Over in the House, it is a somewhat different story with Democrats feeling like they have a decent shot of taking control. The seat margin favouring House Republicans gets smaller with each retirement of a disillusioned moderate Republican. Democrats and Republicans are defending roughly an equal number of toss-up seats, about ten each. Keep your eyes on California and New York. The good news for Democrats is that many toss-ups occupied by Republicans are in these two blue states with “crossover” districts (which vote for president of one party and House for the other). In an era of party polarisation, crossover districts are a vanishing breed. And Democrats certainly hope so in these districts, which will be lavished with millions in campaign funds to sway a few thousand, or maybe a few hundred, voters.
House Democrats are typically at a disadvantage because of how local districts get drawn, and this election will be no different. But the House Republicans appear to be knee-capping themselves, looking like the chaos party with a radical faction, called the Freedom Caucus, pushing to depose its leaders, block funding for Ukraine, and shut down the government by refusing to approve budgets. The current Speaker, an evangelical Republican from Louisiana, is inexperienced and holding on by his fingernails. While gerrymandered districts give a slight edge to Republicans, if the party allows its most conservative factions to push hard on issues like abortion they will suffer in the suburban districts with moderate women voters.

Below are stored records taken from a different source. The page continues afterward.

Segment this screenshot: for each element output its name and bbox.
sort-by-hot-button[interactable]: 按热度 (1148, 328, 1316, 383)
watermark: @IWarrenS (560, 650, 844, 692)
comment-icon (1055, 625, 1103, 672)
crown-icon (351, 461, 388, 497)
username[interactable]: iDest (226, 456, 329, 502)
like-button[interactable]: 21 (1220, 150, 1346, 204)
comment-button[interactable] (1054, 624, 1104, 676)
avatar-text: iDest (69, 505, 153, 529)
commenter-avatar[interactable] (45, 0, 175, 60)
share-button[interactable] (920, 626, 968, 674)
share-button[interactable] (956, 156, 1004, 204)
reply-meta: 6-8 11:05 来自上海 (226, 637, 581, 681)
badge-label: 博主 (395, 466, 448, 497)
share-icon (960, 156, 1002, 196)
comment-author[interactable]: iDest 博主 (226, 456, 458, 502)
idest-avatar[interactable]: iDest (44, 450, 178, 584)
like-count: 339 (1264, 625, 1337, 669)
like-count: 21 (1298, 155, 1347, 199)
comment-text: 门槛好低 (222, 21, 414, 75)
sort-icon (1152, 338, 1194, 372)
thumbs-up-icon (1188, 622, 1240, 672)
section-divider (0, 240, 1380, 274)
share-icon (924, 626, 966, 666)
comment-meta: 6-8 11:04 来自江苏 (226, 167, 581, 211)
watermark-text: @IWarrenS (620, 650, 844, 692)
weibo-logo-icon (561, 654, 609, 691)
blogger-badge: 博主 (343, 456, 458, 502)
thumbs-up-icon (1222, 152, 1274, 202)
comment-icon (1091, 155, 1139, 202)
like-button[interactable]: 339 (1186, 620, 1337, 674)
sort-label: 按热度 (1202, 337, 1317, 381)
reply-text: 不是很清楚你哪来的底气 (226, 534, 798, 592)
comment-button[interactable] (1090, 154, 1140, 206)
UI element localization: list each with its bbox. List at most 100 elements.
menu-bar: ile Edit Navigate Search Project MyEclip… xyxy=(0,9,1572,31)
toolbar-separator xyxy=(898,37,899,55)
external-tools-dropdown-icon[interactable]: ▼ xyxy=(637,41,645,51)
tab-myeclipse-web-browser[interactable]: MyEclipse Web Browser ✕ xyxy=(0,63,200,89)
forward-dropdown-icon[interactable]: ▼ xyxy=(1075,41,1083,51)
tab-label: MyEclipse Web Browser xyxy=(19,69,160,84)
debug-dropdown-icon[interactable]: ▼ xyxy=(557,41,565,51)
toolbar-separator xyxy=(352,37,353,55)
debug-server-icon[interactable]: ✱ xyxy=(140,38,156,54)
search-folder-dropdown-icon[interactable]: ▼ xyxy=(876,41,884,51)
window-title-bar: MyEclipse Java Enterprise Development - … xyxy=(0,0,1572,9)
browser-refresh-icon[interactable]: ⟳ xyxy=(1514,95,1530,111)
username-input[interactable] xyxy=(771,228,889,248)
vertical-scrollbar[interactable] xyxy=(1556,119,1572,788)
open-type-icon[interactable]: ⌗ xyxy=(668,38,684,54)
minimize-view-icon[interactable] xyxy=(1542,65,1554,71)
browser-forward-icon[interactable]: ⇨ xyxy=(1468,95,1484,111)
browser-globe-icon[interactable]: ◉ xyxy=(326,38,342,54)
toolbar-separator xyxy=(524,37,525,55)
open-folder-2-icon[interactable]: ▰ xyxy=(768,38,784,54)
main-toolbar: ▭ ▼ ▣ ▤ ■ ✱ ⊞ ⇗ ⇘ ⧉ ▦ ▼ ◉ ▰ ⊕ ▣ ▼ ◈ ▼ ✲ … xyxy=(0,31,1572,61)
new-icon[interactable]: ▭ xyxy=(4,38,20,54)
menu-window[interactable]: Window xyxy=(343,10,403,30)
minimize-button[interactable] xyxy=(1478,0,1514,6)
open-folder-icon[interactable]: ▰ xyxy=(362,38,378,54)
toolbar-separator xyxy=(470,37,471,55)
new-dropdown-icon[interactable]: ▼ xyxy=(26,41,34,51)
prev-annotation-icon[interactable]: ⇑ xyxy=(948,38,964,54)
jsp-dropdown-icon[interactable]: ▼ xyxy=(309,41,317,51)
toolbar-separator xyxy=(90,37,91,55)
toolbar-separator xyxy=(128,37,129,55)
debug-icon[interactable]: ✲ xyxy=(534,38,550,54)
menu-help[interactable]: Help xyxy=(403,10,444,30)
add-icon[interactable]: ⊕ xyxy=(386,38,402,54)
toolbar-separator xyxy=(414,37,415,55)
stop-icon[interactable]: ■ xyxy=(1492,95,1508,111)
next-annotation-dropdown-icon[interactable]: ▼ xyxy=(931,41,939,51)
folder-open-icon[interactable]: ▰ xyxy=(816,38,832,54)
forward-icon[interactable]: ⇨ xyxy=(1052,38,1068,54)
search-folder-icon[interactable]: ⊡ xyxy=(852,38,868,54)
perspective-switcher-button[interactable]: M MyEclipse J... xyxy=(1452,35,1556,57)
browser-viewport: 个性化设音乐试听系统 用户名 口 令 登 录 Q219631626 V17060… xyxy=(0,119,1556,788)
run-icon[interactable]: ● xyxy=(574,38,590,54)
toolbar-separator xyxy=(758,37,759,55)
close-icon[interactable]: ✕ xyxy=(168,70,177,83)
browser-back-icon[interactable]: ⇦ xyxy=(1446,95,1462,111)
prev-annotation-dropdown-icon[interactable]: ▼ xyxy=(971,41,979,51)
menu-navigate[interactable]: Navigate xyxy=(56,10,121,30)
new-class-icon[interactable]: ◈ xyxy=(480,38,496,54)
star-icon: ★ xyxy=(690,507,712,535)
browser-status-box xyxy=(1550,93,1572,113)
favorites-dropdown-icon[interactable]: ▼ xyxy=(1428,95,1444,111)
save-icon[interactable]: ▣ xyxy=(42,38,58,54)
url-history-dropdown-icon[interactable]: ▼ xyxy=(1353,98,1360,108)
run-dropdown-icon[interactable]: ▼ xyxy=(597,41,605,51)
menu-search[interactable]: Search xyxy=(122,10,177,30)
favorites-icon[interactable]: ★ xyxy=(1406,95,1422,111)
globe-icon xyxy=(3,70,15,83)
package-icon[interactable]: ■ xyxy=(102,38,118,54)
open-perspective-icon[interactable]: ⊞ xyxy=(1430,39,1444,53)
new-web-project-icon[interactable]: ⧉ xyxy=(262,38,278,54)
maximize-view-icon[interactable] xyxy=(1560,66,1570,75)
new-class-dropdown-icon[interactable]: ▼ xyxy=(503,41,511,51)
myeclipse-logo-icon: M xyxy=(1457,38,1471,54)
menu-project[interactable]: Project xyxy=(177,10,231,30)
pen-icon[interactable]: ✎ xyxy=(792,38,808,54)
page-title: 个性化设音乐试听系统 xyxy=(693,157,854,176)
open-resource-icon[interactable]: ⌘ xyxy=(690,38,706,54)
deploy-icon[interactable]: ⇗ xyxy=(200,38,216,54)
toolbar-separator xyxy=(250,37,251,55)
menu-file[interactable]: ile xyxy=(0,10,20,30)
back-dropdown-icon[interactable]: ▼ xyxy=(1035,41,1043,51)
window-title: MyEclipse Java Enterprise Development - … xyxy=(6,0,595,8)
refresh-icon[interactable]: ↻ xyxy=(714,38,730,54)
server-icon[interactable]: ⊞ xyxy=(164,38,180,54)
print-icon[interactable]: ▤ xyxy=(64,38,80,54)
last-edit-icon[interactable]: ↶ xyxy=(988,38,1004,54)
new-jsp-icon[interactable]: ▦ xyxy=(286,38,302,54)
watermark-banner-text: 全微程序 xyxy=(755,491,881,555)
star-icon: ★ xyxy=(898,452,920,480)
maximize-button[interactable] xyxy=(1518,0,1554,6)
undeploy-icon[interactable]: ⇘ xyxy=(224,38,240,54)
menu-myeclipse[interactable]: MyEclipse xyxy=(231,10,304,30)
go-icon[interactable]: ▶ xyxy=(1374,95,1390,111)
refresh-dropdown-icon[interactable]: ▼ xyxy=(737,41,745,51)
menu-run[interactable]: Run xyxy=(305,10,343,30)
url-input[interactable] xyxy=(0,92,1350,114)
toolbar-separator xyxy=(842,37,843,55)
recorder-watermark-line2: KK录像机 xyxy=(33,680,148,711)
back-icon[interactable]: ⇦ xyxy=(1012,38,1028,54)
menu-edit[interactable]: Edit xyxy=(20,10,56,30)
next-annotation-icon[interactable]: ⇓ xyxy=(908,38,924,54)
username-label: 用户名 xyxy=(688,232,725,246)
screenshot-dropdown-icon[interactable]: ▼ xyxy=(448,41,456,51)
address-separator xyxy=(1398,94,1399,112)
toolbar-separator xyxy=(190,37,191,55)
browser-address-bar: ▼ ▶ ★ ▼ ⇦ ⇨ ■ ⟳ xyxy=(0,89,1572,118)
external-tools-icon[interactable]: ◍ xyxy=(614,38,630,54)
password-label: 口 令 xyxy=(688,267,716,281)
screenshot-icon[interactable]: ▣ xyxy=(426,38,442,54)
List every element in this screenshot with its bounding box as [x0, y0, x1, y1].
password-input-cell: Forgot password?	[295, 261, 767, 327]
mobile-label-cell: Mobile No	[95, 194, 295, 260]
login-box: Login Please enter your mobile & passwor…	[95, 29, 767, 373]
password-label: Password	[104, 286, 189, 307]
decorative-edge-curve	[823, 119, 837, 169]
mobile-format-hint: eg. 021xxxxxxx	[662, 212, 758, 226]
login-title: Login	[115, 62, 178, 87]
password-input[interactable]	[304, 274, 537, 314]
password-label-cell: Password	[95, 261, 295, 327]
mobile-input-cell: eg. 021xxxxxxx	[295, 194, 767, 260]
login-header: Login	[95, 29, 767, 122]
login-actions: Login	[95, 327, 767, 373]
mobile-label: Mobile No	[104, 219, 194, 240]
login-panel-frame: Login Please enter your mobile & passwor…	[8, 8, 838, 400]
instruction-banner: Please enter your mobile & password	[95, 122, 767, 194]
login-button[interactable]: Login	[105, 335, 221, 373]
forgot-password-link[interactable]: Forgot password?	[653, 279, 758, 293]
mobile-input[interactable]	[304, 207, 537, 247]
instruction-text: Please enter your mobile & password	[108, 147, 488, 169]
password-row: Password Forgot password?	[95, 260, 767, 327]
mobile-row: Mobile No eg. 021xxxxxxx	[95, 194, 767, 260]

So, the Democrats have a decent shot at re-taking the House, even if Trump wins. But bets are off if Trump expands his lead over Biden as the election nears, which would indicate a surge in Republican voters. I don’t expect that to happen. The election is likely to be a nail-biter with an evenly divided electorate staying loyal to their party, even if they don’t like the candidates. And in a close election for control of each office — president, Senate, and House — there are good odds of a divided government, which means the United States may drift but won’t fundamentally change its relationships with allies like Australia. That may be the best news to offer during a time of rancorous disunity in the United States.